Meghan Dunne '09 knows what it is like to spend spring break away from home, learning about new communities and working on social justice issues. She was one of the first students to participate in William & Mary’s inaugural spring break service trips in 2006, and she continued being involved with the trips throughout her college career.
Now, Dunne is one of three alumni serving as community partners for this year’s Branch Out alternative break trips.
“I worked very, very closely with the program, so I feel very lucky that, as an alumni, I am able to stay involved with the work that I’m doing now,” said Dunne.
Approximately 100 William & Mary students are participating in the nine Branch Out alternative break trips this week in locations ranging from South Carolina to Pennsylvania.

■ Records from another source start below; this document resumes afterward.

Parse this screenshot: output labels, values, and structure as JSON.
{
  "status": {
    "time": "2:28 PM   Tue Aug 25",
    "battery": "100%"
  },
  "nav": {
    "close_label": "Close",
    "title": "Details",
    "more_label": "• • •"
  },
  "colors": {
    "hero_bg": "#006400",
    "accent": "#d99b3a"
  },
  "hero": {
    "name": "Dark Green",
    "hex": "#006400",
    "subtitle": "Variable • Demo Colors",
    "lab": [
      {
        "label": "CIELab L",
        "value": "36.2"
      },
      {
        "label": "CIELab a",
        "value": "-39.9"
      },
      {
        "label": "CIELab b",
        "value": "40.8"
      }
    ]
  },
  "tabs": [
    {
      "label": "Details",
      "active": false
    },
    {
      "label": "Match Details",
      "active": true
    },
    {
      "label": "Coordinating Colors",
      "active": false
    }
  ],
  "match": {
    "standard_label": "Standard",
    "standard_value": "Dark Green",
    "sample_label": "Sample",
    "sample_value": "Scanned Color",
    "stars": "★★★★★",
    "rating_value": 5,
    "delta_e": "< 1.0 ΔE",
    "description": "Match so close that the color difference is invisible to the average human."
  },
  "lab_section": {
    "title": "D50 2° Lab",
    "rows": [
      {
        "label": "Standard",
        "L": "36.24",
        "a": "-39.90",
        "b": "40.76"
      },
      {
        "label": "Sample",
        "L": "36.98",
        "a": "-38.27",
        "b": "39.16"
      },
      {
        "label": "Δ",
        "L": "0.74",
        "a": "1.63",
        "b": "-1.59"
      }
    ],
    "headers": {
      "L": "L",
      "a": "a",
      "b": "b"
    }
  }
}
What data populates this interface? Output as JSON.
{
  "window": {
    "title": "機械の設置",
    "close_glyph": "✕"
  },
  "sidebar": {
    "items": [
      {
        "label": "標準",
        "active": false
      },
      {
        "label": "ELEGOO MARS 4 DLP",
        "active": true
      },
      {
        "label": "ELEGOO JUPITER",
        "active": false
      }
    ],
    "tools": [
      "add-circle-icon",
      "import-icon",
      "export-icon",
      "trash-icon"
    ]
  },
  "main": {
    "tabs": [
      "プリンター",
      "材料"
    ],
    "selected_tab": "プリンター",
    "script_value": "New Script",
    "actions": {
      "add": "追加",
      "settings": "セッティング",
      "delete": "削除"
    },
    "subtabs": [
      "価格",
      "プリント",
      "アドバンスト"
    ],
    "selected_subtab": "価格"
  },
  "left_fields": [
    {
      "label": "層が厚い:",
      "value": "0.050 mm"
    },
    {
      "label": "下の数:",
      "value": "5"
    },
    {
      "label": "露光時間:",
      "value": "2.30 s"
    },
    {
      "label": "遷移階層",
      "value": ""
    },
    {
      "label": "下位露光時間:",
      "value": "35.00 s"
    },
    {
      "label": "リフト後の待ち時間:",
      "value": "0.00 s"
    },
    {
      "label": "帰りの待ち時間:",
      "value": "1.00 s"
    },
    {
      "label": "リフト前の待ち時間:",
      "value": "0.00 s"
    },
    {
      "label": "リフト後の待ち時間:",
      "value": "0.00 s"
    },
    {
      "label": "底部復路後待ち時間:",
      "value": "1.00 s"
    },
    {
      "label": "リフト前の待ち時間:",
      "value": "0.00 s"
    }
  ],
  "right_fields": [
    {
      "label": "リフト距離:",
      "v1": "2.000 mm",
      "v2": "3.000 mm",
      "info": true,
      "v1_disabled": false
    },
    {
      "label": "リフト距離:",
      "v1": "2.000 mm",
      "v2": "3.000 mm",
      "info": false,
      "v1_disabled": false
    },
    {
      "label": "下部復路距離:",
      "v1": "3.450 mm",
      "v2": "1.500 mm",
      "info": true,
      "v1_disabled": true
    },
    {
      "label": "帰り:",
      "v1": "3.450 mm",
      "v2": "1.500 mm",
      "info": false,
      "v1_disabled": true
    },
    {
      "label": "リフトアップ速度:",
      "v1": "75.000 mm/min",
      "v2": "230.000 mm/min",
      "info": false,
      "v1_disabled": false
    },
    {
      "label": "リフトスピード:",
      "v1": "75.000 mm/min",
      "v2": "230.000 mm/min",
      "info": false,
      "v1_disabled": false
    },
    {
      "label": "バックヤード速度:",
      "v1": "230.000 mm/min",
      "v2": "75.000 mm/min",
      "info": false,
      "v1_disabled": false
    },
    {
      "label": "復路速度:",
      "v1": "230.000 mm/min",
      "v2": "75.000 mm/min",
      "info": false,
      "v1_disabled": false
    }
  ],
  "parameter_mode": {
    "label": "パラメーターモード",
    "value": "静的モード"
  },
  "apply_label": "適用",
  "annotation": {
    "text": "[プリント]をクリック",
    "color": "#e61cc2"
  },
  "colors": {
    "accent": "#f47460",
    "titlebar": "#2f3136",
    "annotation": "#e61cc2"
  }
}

Dunne, now a kindergarten teacher at Anne Beers Elementary School in Washington D.C., is acting as the community partner for a trip titled “Bridging the Achievement Gap: Early Childhood Education in Urban Public Schools.” The participating students are working with elementary school children, hosting a literacy night, visiting a charter school and learning about education inequality. This is the third year that a group from William & Mary has worked with Dunne and the school on spring break.
Nik Belanger '10, the Southside community organizer for Virginia Organizing, is working with students in Danville, Va., on a trip titled “GO: Grassroots Organizing to Fight Injustice.” The trip, now in its second year, offers students a chance to learn about grassroots organizing by meeting with community leaders and knocking on doors to garner community input and support for causes that directly impact them.
Katherine Eklund '11, executive and research assistant for the D.C. Central Kitchen, is working with students on a new trip titled, “Serving Social Justice: Exploring the Intersections of Hunger, Homelessness, and Former Incarceration in Washington, D.C.” Students are helping the non-profit with its daily meal preparation and street outreach program. They are also meeting with the staff and community partners of D.C. Central Kitchen.
Melody Porter, associate director of the Office of Community Engagement, said that having alumni involved in the trips fits into OCE’s vision that “students will prioritize working within and understanding community in a lifelong pursuit of social justice.”
“These are people who have figured out how to be part of their communities and to work for social justice there,” said Porter.
The alumni are familiar with OCE’s service philosophy and can create trips that emphasize real community impact. Additionally, the alumni and students can easily relate to one another, “so it just takes role modeling to a whole new level in terms of how it can look to be an active citizen in the community after graduation,” Porter said.
When they were students
All three of the alumni working with this year’s alternative break trips were themselves highly involved in service as undergraduates at William & Mary.
Dunne, who received a President’s Awards for Service to the Community in 2008, was a Sharpe Scholar and a student director for the university's Branch Out alternative breaks program. Eklund, too, was a student director for Branch Out program, and she was also very involved with the William & Mary Campus Kitchen. Belanger, who received the 2010 Monroe Prize in Civic Leadership, helped lead the W&M chapters of International Justice Mission and Virginia Organizing.
The alumni credit their experiences in service at the College with leading them to their current careers.
Dunne said that she had once considered doing education policy research work for a think tank, but the process of reflection that she learned through Branch Out pointed her toward a different path.
“It was through looking at my day-to-day experiences that I realized what I actually found meaning in was my interaction with the community and actually working on the ground level with this issue,” she said.
For Belanger, it was a William & Mary alumnus who pointed him toward Virginia Organizing where he experienced “a big shift in thinking,” he said, “to think that, oh, there are ways that we can work on local issues that matter in our own communities.”
Eklund, too, acknowledged the influence of William & Mary alumni on her current work.
“I was always really inspired by the William & Mary alumni and the incredible things that people are doing, even right after college.”
Passing it on
Now in that alumni role, Eklund hopes to do the same for the students she is working with this week.
“I hope that this is an opportunity for them to get out of the William & Mary bubble and really take a look at a lot of these issues that they may be studying or things that they might be thinking about but in a really practical, hands-on, real-world experience,” she said.
Belanger hopes that the students he is working with can take what they’ve learned and apply it to their lives.
“I think the lessons of community organizing can apply to anything you do, if you are working to make your community better,” he said.
Although Belanger joked about each group of students making him feel progressively older, he said that working with them gives him a good idea of where the College is headed and how students’ interests are evolving. He is also happy to be able to work with students who are asking some of the same questions that he did as a student and help guide them toward their own “light bulb” moments.
“It’s kind of cool to think that I might be a part of helping spark that for someone else from William & Mary,” he said.
Although some may see the students’ passion to make a difference as naive, Dunne said that their excitement is refreshing.
“It’s a nice reminder to me that I have that opportunity every day,” she said.